Le sort de Paul Watson, fondateur de l’ONG Sea Shepherd et farouche opposant à la chasse à la baleine, est suspendu à une décision de justice. Arrêté le 21 juillet dernier au Groenland, territoire autonome danois, ce militant écologiste de 73 ans risque une extradition vers le Japon. Un pays qui le poursuit pour “obstruction à une activité commerciale” et l’accuse de blessures lors de heurts avec un baleinier nippon en 2010. Face à cette menace, ses avocats français montent au créneau.
Des poursuites “politiques” qui bafouent les droits fondamentaux ?
Dans une lettre adressée au ministre danois de la Justice, l’équipe de défense de Paul Watson dénonce des poursuites “politiques” qui “enfreignent gravement certains de ses droits les plus fondamentaux, y compris sa liberté d’expression“. Selon eux, l’acharnement judiciaire du Japon viserait à “mettre un terme à ses actions de dénonciation de leur chasse d’espèces marines protégées”, point de friction de longue date entre l’archipel et l’activiste.
Nous vous exhortons à agir dans le respect strict de l’État de droit, ce qui ne peut se faire qu’en refusant l’extradition de M. Paul Watson au Japon.
Les avocats de Paul Watson dans leur lettre au ministre danois de la Justice
Un combat de plusieurs décennies contre la chasse baleinière
Figure emblématique de la lutte pour la protection des baleines, Paul Watson a fondé Sea Shepherd en 1977. Depuis, il mène un combat sans relâche contre la chasse de ces cétacés, pratiquée notamment par le Japon, la Norvège et l’Islande malgré le moratoire international de 1986. Ses méthodes d’action directe, allant jusqu’à l’éperonnage de baleiniers, lui valent d’être qualifié d’“éco-pirate” par ses détracteurs.
Le Japon, un adversaire de longue date
Ce n’est pas la première fois que Paul Watson a maille à partir avec la justice nippone. En 2012, il avait échappé in extremis à une arrestation en mer, dans les eaux allemandes, à la demande du Japon. Le pays du soleil levant n’a jamais caché son hostilité envers celui qui nuit à son industrie baleinière, une “affaire de fierté nationale” malgré l’effondrement de la consommation de viande de cétacé dans l’archipel.
Un soutien international mais des critiques au sein du mouvement écologiste
Le cas Paul Watson divise jusqu’au sein de la communauté écologiste.
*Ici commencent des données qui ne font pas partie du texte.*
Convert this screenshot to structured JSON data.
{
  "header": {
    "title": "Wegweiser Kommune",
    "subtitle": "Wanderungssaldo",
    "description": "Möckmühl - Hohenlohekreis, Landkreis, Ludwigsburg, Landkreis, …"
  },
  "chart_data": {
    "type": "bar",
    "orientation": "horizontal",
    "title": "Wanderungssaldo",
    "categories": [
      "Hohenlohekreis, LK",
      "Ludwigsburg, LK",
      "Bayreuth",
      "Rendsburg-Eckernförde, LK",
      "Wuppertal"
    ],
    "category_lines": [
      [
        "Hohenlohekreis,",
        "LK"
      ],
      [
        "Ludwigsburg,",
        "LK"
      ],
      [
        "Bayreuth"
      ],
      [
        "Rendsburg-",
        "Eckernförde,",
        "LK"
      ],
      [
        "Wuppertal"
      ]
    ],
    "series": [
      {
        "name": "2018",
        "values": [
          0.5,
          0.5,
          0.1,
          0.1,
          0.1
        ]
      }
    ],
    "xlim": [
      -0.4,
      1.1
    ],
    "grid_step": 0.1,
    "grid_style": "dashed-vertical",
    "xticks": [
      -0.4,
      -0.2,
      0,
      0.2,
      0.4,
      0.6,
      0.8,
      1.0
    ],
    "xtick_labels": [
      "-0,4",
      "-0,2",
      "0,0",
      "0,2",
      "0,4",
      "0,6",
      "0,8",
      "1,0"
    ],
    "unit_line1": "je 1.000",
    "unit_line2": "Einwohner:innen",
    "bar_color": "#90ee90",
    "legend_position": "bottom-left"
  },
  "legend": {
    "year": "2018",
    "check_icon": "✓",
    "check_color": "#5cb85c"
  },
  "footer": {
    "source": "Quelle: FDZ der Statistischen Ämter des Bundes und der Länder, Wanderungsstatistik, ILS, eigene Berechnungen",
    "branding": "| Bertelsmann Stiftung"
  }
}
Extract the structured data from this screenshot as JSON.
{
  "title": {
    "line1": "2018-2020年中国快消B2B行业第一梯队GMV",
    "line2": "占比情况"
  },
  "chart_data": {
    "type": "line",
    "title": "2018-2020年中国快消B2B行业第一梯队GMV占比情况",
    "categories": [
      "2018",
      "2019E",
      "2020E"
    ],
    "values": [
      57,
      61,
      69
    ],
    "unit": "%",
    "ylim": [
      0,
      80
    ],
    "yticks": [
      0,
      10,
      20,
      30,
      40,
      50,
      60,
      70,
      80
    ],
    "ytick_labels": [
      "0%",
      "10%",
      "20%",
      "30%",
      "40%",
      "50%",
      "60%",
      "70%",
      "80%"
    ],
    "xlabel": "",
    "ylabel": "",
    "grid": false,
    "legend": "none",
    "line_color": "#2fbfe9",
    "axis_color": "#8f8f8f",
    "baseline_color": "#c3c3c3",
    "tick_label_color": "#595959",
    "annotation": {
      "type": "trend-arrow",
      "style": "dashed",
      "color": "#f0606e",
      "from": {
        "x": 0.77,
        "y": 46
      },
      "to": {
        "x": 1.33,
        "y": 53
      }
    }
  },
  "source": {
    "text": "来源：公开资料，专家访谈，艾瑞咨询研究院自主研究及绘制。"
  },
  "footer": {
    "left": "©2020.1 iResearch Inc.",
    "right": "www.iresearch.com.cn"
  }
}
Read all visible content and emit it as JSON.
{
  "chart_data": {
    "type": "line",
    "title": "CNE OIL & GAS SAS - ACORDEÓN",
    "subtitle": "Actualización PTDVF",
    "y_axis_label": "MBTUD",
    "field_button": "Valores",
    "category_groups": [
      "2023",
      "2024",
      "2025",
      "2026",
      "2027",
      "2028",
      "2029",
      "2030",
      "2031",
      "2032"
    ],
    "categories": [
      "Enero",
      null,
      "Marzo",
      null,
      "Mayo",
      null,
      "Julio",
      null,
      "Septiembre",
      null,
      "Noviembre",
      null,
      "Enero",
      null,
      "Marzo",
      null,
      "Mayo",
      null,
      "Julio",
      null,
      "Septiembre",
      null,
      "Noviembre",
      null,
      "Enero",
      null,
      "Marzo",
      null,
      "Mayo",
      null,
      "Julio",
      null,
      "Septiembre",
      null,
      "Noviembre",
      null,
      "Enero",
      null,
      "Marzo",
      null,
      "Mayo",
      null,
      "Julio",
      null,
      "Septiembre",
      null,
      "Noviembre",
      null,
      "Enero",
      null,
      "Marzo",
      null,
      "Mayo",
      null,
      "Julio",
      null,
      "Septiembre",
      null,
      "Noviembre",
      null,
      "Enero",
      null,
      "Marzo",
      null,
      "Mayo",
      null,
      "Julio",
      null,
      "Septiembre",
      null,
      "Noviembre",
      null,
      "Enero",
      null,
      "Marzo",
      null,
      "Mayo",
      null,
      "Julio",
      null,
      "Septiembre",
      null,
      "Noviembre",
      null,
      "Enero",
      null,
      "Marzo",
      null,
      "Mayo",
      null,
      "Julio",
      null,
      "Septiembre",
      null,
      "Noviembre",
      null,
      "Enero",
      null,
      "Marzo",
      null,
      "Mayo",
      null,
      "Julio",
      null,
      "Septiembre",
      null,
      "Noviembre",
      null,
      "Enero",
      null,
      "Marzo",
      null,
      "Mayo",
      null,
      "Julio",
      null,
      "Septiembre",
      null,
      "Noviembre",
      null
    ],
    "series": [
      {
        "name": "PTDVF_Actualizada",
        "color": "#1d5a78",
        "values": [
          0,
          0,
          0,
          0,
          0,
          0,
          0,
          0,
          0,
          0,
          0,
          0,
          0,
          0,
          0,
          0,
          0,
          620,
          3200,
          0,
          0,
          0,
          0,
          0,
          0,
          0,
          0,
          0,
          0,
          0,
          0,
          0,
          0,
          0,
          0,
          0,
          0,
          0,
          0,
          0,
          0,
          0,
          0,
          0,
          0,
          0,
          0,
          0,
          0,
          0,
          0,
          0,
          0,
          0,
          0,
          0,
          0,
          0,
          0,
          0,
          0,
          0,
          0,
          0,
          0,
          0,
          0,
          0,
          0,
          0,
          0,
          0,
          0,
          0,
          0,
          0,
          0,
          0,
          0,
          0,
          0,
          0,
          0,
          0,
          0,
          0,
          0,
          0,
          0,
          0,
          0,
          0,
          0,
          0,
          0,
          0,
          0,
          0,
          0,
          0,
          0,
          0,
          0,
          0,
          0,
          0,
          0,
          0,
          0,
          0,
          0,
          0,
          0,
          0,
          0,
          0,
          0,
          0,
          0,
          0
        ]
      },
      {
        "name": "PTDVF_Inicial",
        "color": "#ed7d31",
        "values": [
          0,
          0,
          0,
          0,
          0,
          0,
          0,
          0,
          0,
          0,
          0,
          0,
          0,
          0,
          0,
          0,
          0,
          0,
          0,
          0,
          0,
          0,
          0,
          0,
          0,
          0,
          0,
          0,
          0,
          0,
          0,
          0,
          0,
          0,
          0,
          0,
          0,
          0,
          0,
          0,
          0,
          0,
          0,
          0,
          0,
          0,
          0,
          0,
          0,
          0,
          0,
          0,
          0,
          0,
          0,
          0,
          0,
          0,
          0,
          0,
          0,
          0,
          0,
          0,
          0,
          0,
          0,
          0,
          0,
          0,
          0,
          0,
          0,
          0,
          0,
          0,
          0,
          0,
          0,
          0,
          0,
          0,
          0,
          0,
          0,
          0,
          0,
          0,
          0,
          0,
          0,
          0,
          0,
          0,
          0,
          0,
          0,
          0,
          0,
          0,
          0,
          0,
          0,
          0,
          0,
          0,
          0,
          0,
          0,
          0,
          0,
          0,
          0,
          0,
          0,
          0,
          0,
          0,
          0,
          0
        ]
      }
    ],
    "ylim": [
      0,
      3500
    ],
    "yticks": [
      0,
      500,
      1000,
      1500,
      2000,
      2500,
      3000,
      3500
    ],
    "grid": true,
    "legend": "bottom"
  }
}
Si beaucoup saluent son engagement indéfectible pour la cause animale, certains désapprouvent ses méthodes musclées et son intransigeance. Son arrestation a néanmoins suscité une vague de soutiens internationaux, de personnalités comme Pamela Anderson à des ONG de défense de l’environnement.
Quel avenir pour la lutte anti-chasse à la baleine ?
Au-delà du sort personnel de Paul Watson, c’est l’avenir de la lutte contre la chasse baleinière qui inquiète les défenseurs des cétacés. Beaucoup craignent un coup d’arrêt au combat si cette figure historique venait à être neutralisée. D’autant que le Japon entend bien poursuivre cette pratique controversée, avec la mise à l’eau récente d’un nouveau navire-usine baleinier de 8 700 tonnes.
Une affaire aux enjeux géopolitiques
Derrière ce bras de fer se cachent aussi des enjeux géopolitiques. La chasse à la baleine, interdite en théorie, reste tolérée dans les faits par de nombreux États qui ferment les yeux sur les agissements du Japon, puissance économique et diplomatique majeure. Watson et ses soutiens dénoncent la passivité, voire la complicité, de gouvernements prompts à s’émouvoir du sort des baleines mais rechignant à s’opposer frontalement à Tokyo.
La chasse à la baleine, c’est une affaire de gros sous. Les baleines, elles, n’ont pas de porte-monnaie pour acheter les politiciens.
Paul Watson
Le Danemark, qui a prolongé la détention de Paul Watson jusqu’au 4 décembre, se retrouve en première ligne dans ce dossier brûlant. Sa décision sur l’extradition sera scrutée de près, autant par les militants écologistes que par les chancelleries. Au-delà du cas de l’activiste, c’est un véritable choix de société qui se jouera : choisir le camp de la défense des océans et de la biodiversité ou conforter la realpolitik au détriment des baleines.
Un dilemme cornélien pour Copenhague, qui devra peser soigneusement les enjeux éthiques, politiques et diplomatiques de son arbitrage. Quoi qu’il arrive, l’affaire Paul Watson promet de faire encore des remous, à l’image des mers agitées par ses combats. Son épilogue, quel qu’il soit, ne manquera pas de faire date dans la longue odyssée de la protection des baleines et de la lutte contre leur chasse.